La rabia fotogénica

 

Por Sofía I. Cardona / Especial para En Rojo

¿Hasta dónde aguantamos? En qué punto la indignación rebasa aquel impulso imaginario y, animadas por la adrenalina, nos levantamos –desmorusadas, impresentables–, agarramos el cuadro que hemos estado mirando desde la sillita en la sala de espera (imaginando los buenos almuerzos que se debe estar dando ese en Fortaleza, rodeado de lujos y alzacolas) y pum, lo zumbamos con rabia al zafacón. 

Mi madre solía tener arrebatos públicos de cólera. Nosotras, adolescentes vulnerables, pasábamos vergüenzas, pero debo admitir que en todas las ocasiones que recuerdo ella tenía razón. La gente la miraba burlonamente y le decía cosas, mira qué doña loca, y se reían, pero los argumentos que escupía por su rabiosa boca eran inapelables. Lo sabíamos. Ahora pienso en lo que ella hubiera disfrutado en estos días de julio con la energía de sus cuarenta años, hubiera gritado, golpeado furiosamente las cacerolas, a saber si hasta perreado frente a la Catedral con la muchachería, liberada por fin de tanta carga del pasado.

         

Mi perspectiva de este verano militante, como la de muchos viajeros o emigrados, fue desde lejos. Primero, por mi ausencia del país hasta el viernes 19 de julio, luego por restricciones médicas (no coger sol, no caminar mucho) y otras consideraciones generales de salud (la posibilidad de recibir gases lacrimógenos). Lo que sentí de cerca fueron los cacerolazos y la ansiedad, y también el entusiasmo, la combatividad, la alegría de la gente, sobre todo de aquella gente que lleva décadas de marchas, protestas, manifestaciones de distinta naturaleza, siempre con la sensación de no ser escuchada, de estar aullándole a la luna, pero con insistencia y hasta con el gozo de los reencuentros (fiesta familiar, reunión de colegas, compañeros de trabajo, familia lejana y desde hace mucho tiempo perdida). Reconocer entre las multitudes –o más bien no reconocer– gentes extrañas, otra gente, sobre todo gente joven, fue, en un momento, un indicio de cambio, revolución, esperanza.

Distraída como estaba en estos meses, todo esto me tomó desprevenida. Aquel viernes por la mañana, un taxista de Madrid nos felicitaba por la alegre y colorida manifestación que había visto en la tele hacía unas horas. ¡Ricky, renuncia! Ya quisieran ellos, me decía, formar la tángana para sacar a unos cuantos. Ay, los políticos.
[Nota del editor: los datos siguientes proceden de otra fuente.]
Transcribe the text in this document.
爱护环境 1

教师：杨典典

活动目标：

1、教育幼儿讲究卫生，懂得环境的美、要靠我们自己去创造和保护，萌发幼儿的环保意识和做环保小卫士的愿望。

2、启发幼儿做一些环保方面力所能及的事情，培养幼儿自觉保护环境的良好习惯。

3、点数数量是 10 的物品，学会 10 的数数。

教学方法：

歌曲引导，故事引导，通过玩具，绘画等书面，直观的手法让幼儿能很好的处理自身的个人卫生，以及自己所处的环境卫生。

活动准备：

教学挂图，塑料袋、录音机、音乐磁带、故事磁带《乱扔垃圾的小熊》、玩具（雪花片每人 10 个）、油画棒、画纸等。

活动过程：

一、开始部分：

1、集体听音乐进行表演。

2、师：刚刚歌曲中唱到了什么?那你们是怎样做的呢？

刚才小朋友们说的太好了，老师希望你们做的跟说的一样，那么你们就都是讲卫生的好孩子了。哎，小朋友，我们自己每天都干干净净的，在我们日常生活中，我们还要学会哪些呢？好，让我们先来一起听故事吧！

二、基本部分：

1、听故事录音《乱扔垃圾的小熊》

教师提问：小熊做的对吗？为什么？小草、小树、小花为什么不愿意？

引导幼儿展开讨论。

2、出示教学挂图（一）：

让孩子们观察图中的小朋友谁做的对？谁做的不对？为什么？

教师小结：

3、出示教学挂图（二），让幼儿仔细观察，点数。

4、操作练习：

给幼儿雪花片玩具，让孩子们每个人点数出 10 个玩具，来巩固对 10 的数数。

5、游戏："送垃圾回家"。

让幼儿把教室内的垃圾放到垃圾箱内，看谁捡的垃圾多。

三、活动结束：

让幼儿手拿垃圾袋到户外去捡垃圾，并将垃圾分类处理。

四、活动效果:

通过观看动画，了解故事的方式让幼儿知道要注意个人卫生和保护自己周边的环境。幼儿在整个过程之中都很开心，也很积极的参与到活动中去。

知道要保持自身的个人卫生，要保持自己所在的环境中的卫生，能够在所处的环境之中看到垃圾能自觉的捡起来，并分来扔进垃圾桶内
Así que, de lejos, como estaba, sólo puedo dar testimonio de lo que veía en mi pantalla: la radio, el Facebook, el Instagram – los montajes, las pequeñas conferencias, entrevistas, programas americanos, noticias desde la China, y mi estado de ansiedad: escuchando los cacerolazos fuera y mirando las imágenes dentro. No estoy allí, frente a Fortaleza, pero temo por la gente cuando veo cómo se enfila la fuerza de choque hacia la multitud. Pienso en mi muerto, que hubiera estado en primera fila de haber estado aquí. De eso podría hablar.

Podría hablar de los risibles intentos de las juventudes estadistas para emular el gesto alegremente revolucionario de estos días. 

Escucho a esta muchacha explicar, muy articuladamente, sus motivos para organizar la marcha de revolucionarios estadistas [sic]. Dice ella que fue “una ocurrencia de marquesina”, que ella y sus amigos hablaban de los eventos de julio y querían evitar que los independentistas “secuestraran la Causa”. No dice cuál es, pero yo quedo lela escuchándola y pienso que posiblemente estos jóvenes estadistas resienten los patrióticos gestos, desafiantes y divertidos, y no encuentran cómo encarrilar en esa jovialidad el paso trotón, monótono y predecible de las huestes pitiyanquis. Ellos también son puertorriqueños – aclara – y, como lo son, quieren la estadidad, dice.

Una de las plantillas estadistas tiene la silueta de un puño. Se pusieron capuchas con la bandera americana y alzaban amenazadoramente los puños izquierdos y derechos al ritmo de la música, como acicalados orangutanes. Yo los miraba y concluía, con Batman y Robin: ¡Pum! ¡Pam! Recórcholis, la estadidad no es fotogénica.

         

Y mi madre: desde las brumas regresa y abre sus ojos empequeñecidos y claros. Pregunta quién soy, aunque con su mirada reconoce que soy de las que ama. Desde su almohada ha visto la rabia de la Cacerola Girl: “¿Me tiene miedo, será?”, y sonríe, satisfecha. Ya vendrán tiempos mejores, o acaso han llegado ya. Me están esperando, me dice. Y me mira por primera vez, como si me conociera.